Start-up Sound

I have this weirdness about sound. I watch television with the sound off; mostly the sound isn’t terribly necessary, often things are more interesting without it. I watch film trailers on-line without any sound, and don’t seem to miss anything. The noise of a telephone ringing makes my head hurt. The volume on my Mac is almost always off, except when I’m actively listening to something. My fanatical intolerance for inconsiderate rustling of bags and sweet-wrappers and such is the stuff of legend. It seems to me the greatest rudeness to perform some public act — and so many more acts are actually public than people appreciate — louder than one must, and, conversely, the greatest act of awareness of the feelings of others to perform the same act no louder than one must.
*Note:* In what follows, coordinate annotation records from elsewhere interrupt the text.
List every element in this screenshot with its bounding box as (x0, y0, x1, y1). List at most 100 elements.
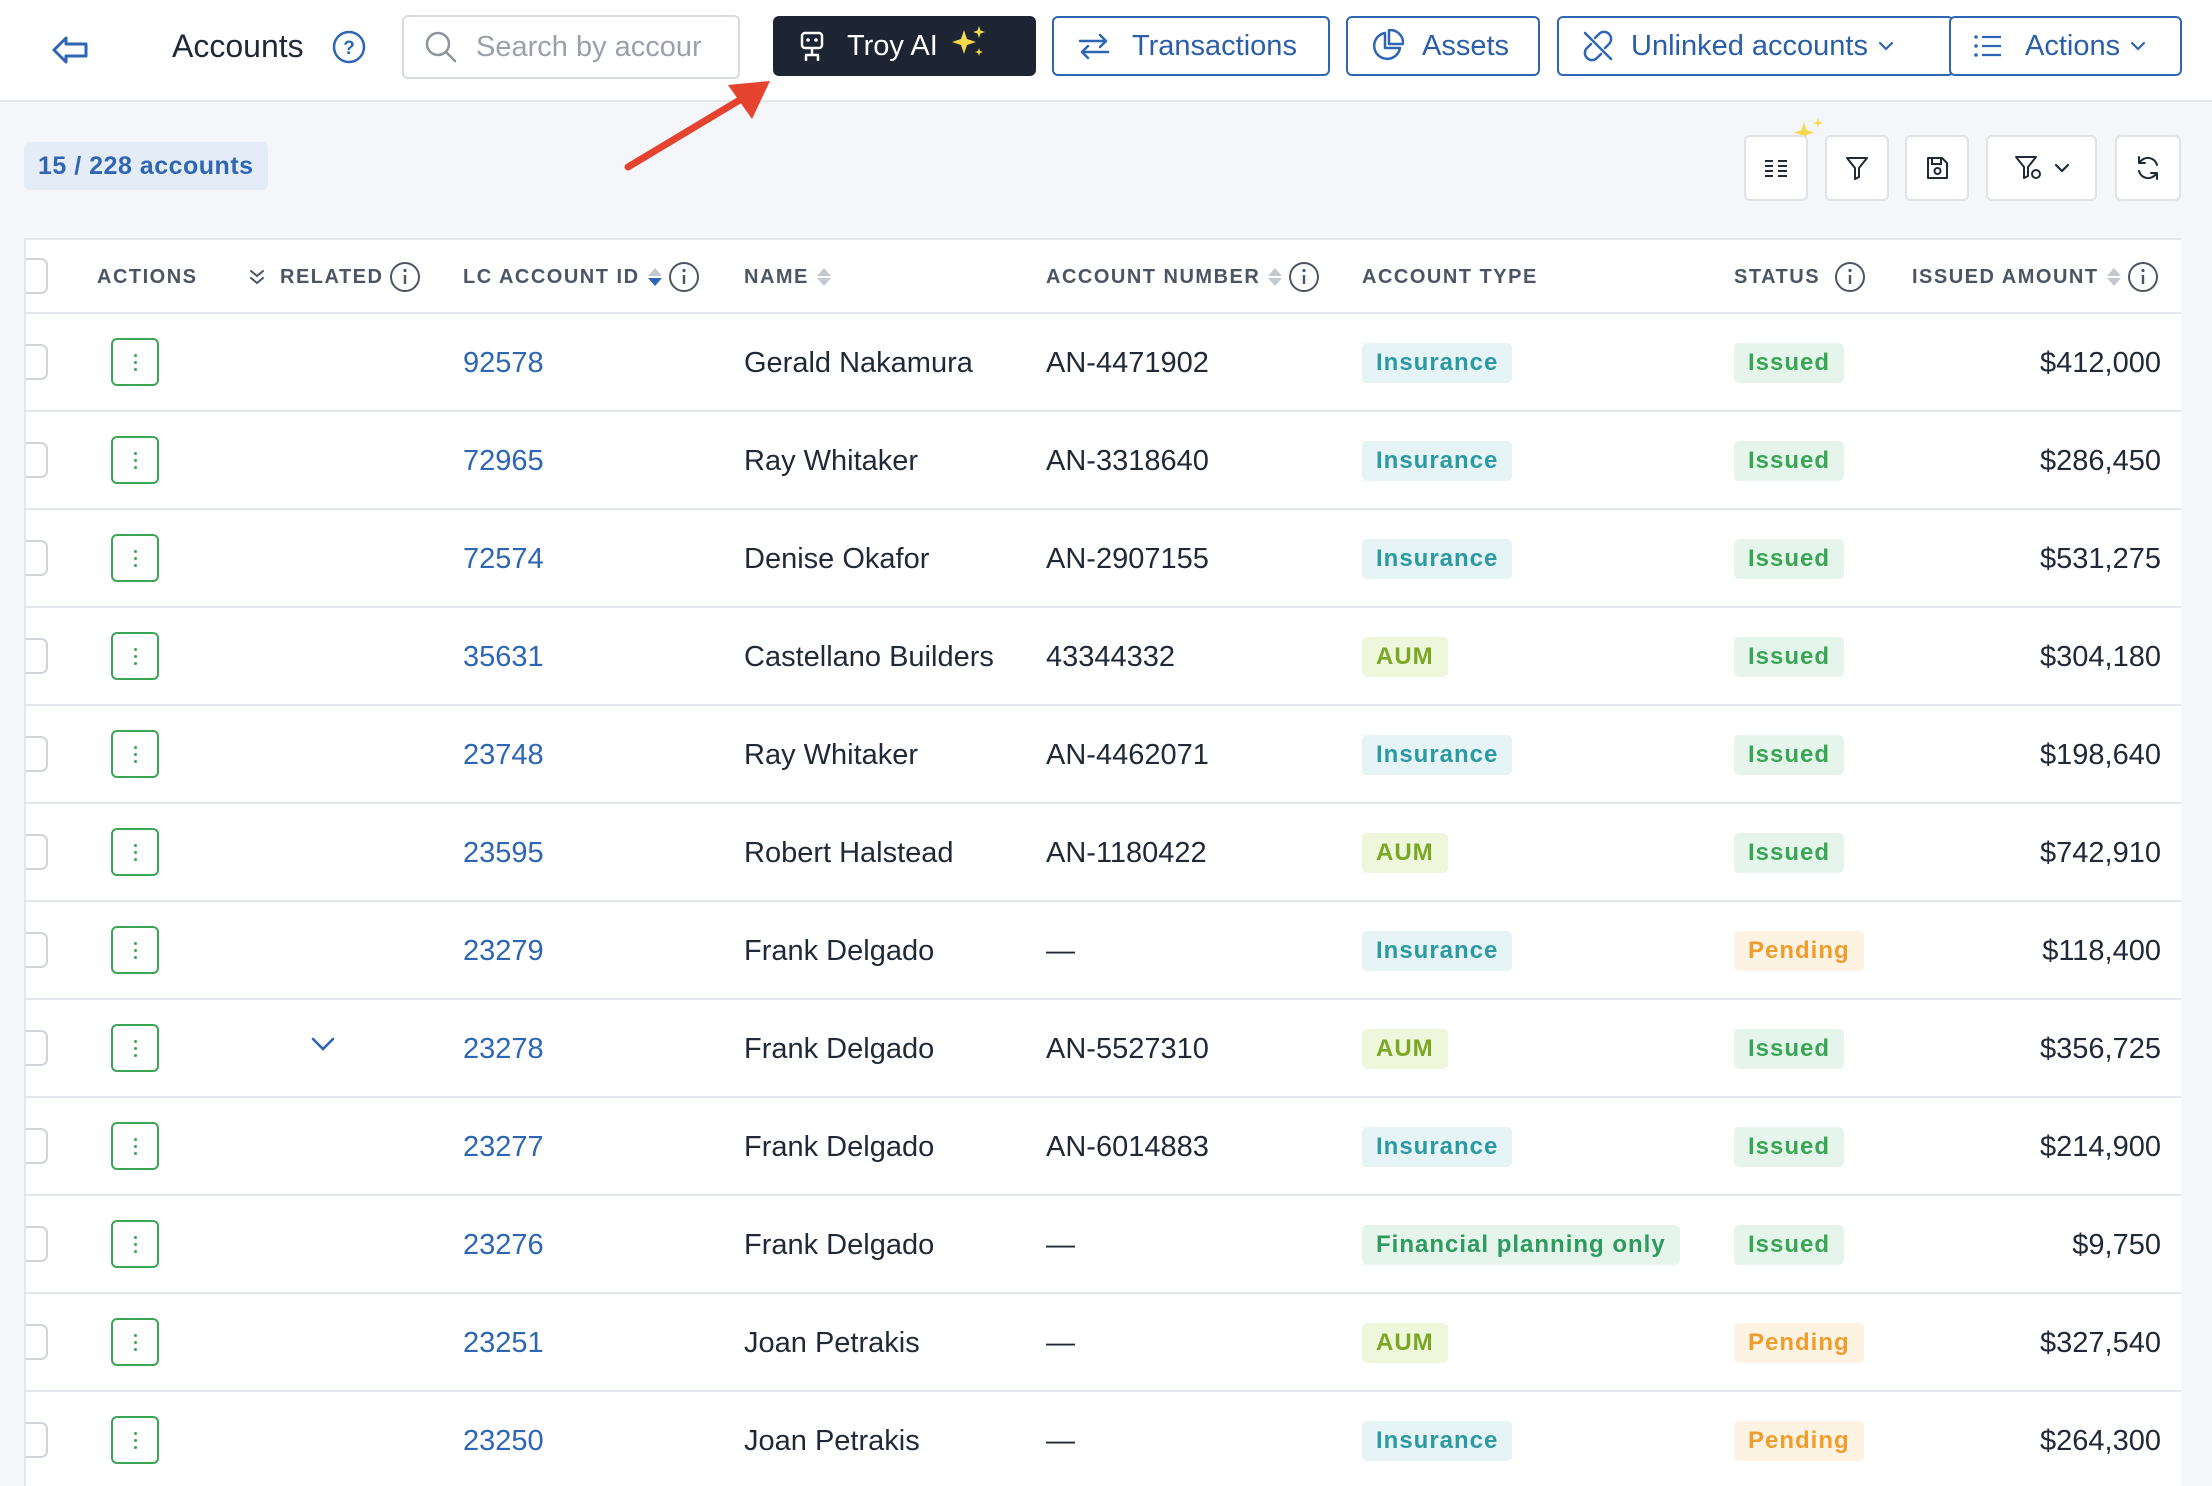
info-icon[interactable] (1834, 261, 1866, 293)
account-type-badge: Insurance (1362, 539, 1513, 579)
unlink-icon (1581, 29, 1615, 63)
columns-button[interactable] (1744, 135, 1808, 201)
info-icon[interactable] (1288, 261, 1320, 293)
row-checkbox[interactable] (26, 638, 48, 674)
info-icon[interactable] (2127, 261, 2159, 293)
expand-related-chevron-icon[interactable] (309, 1034, 337, 1054)
row-checkbox[interactable] (26, 834, 48, 870)
search-input[interactable] (476, 30, 726, 64)
sort-icon[interactable] (1268, 268, 1283, 286)
assets-button[interactable]: Assets (1346, 16, 1540, 76)
row-actions-button[interactable] (111, 436, 159, 484)
kebab-icon (133, 352, 137, 373)
transactions-button[interactable]: Transactions (1052, 16, 1330, 76)
refresh-button[interactable] (2115, 135, 2181, 201)
table-row[interactable]: 23595 Robert Halstead AN-1180422 AUM Issued $… (26, 804, 2181, 902)
row-checkbox[interactable] (26, 932, 48, 968)
table-row[interactable]: 23279 Frank Delgado — Insurance Pending $118,… (26, 902, 2181, 1000)
lc-account-id-link[interactable]: 72574 (463, 543, 544, 576)
lc-account-id-link[interactable]: 35631 (463, 641, 544, 674)
lc-account-id-link[interactable]: 23276 (463, 1229, 544, 1262)
table-row[interactable]: 23250 Joan Petrakis — Insurance Pending $264,… (26, 1392, 2181, 1486)
col-lc-account-id[interactable]: LC ACCOUNT ID (463, 240, 700, 314)
chevron-down-icon (1878, 40, 1894, 52)
lc-account-id-link[interactable]: 23251 (463, 1327, 544, 1360)
row-actions-button[interactable] (111, 1220, 159, 1268)
account-type-badge: Financial planning only (1362, 1225, 1680, 1265)
row-actions-button[interactable] (111, 534, 159, 582)
unlinked-accounts-button[interactable]: Unlinked accounts (1557, 16, 1954, 76)
kebab-icon (133, 1038, 137, 1059)
kebab-icon (133, 940, 137, 961)
account-name: Frank Delgado (744, 1130, 935, 1163)
info-icon[interactable] (389, 261, 421, 293)
account-number: AN-6014883 (1046, 1130, 1209, 1163)
table-row[interactable]: 23251 Joan Petrakis — AUM Pending $327,540 (26, 1294, 2181, 1392)
info-icon[interactable] (668, 261, 700, 293)
saved-filters-dropdown[interactable] (1986, 135, 2097, 201)
lc-account-id-link[interactable]: 92578 (463, 347, 544, 380)
lc-account-id-link[interactable]: 72965 (463, 445, 544, 478)
row-actions-button[interactable] (111, 926, 159, 974)
col-account-number[interactable]: ACCOUNT NUMBER (1046, 240, 1320, 314)
col-name[interactable]: NAME (744, 240, 831, 314)
table-row[interactable]: 23276 Frank Delgado — Financial planning on… (26, 1196, 2181, 1294)
kebab-icon (133, 842, 137, 863)
back-button[interactable] (44, 26, 96, 74)
table-row[interactable]: 35631 Castellano Builders 43344332 AUM Issue… (26, 608, 2181, 706)
troy-ai-button[interactable]: Troy AI (773, 16, 1036, 76)
account-name: Frank Delgado (744, 1228, 935, 1261)
save-view-button[interactable] (1905, 135, 1969, 201)
lc-account-id-link[interactable]: 23279 (463, 935, 544, 968)
table-row[interactable]: 23278 Frank Delgado AN-5527310 AUM Issued $35… (26, 1000, 2181, 1098)
assets-label: Assets (1422, 29, 1510, 62)
lc-account-id-link[interactable]: 23277 (463, 1131, 544, 1164)
help-icon[interactable]: ? (332, 30, 366, 64)
row-actions-button[interactable] (111, 730, 159, 778)
kebab-icon (133, 1136, 137, 1157)
row-checkbox[interactable] (26, 1422, 48, 1458)
row-actions-button[interactable] (111, 1024, 159, 1072)
row-actions-button[interactable] (111, 1122, 159, 1170)
col-issued-amount[interactable]: ISSUED AMOUNT (1912, 240, 2159, 314)
row-checkbox[interactable] (26, 1030, 48, 1066)
row-actions-button[interactable] (111, 828, 159, 876)
row-actions-button[interactable] (111, 1318, 159, 1366)
filter-button[interactable] (1825, 135, 1889, 201)
row-actions-button[interactable] (111, 632, 159, 680)
table-row[interactable]: 23277 Frank Delgado AN-6014883 Insurance Iss… (26, 1098, 2181, 1196)
account-number: 43344332 (1046, 640, 1176, 673)
lc-account-id-link[interactable]: 23250 (463, 1425, 544, 1458)
row-checkbox[interactable] (26, 1324, 48, 1360)
lc-account-id-link[interactable]: 23748 (463, 739, 544, 772)
sort-icon[interactable] (647, 268, 662, 286)
table-row[interactable]: 92578 Gerald Nakamura AN-4471902 Insurance I… (26, 314, 2181, 412)
row-actions-button[interactable] (111, 338, 159, 386)
row-checkbox[interactable] (26, 344, 48, 380)
sort-icon[interactable] (816, 268, 831, 286)
row-checkbox[interactable] (26, 540, 48, 576)
account-type-badge: Insurance (1362, 1421, 1513, 1461)
table-row[interactable]: 72965 Ray Whitaker AN-3318640 Insurance Issu… (26, 412, 2181, 510)
col-status: STATUS (1734, 240, 1866, 314)
table-row[interactable]: 72574 Denise Okafor AN-2907155 Insurance Iss… (26, 510, 2181, 608)
row-actions-button[interactable] (111, 1416, 159, 1464)
row-checkbox[interactable] (26, 736, 48, 772)
actions-menu-button[interactable]: Actions (1949, 16, 2182, 76)
kebab-icon (133, 1234, 137, 1255)
account-number: — (1046, 1326, 1075, 1359)
swap-arrows-icon (1076, 32, 1112, 60)
lc-account-id-link[interactable]: 23278 (463, 1033, 544, 1066)
svg-text:?: ? (343, 38, 355, 59)
row-checkbox[interactable] (26, 442, 48, 478)
select-all-checkbox[interactable] (26, 258, 48, 294)
row-checkbox[interactable] (26, 1128, 48, 1164)
row-checkbox[interactable] (26, 1226, 48, 1262)
status-badge: Issued (1734, 343, 1845, 383)
search-box[interactable] (402, 15, 740, 79)
lc-account-id-link[interactable]: 23595 (463, 837, 544, 870)
expand-all-icon[interactable] (248, 268, 266, 286)
sort-icon[interactable] (2106, 268, 2121, 286)
col-related[interactable]: RELATED (248, 240, 421, 314)
table-row[interactable]: 23748 Ray Whitaker AN-4462071 Insurance Issu… (26, 706, 2181, 804)
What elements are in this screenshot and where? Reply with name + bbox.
So Start-Up Sound strikes me as far more than just funny — though it’s that too. It’s the first time I’ve seen any comment of any sort on the addition of the computer start-up chord to the list of noise pollution that we seem to have to take for granted: mobile phones; car alarms; musak; bass thumping from the tricked-out SUV behind; the manic R2D2 beeping of instant messaging call and response from some kid’s dorm-room. Here’s the point: the MS Windows start-up chord which serves in the film as the cue, is either functionally silent to the kids in the library, or is treated as if it ought to be blandly tolerable. They either don’t notice it, or they ignore it. But it’s not really any less intrusive in that context than the faked parody.

I do know this is mostly just me, by the way.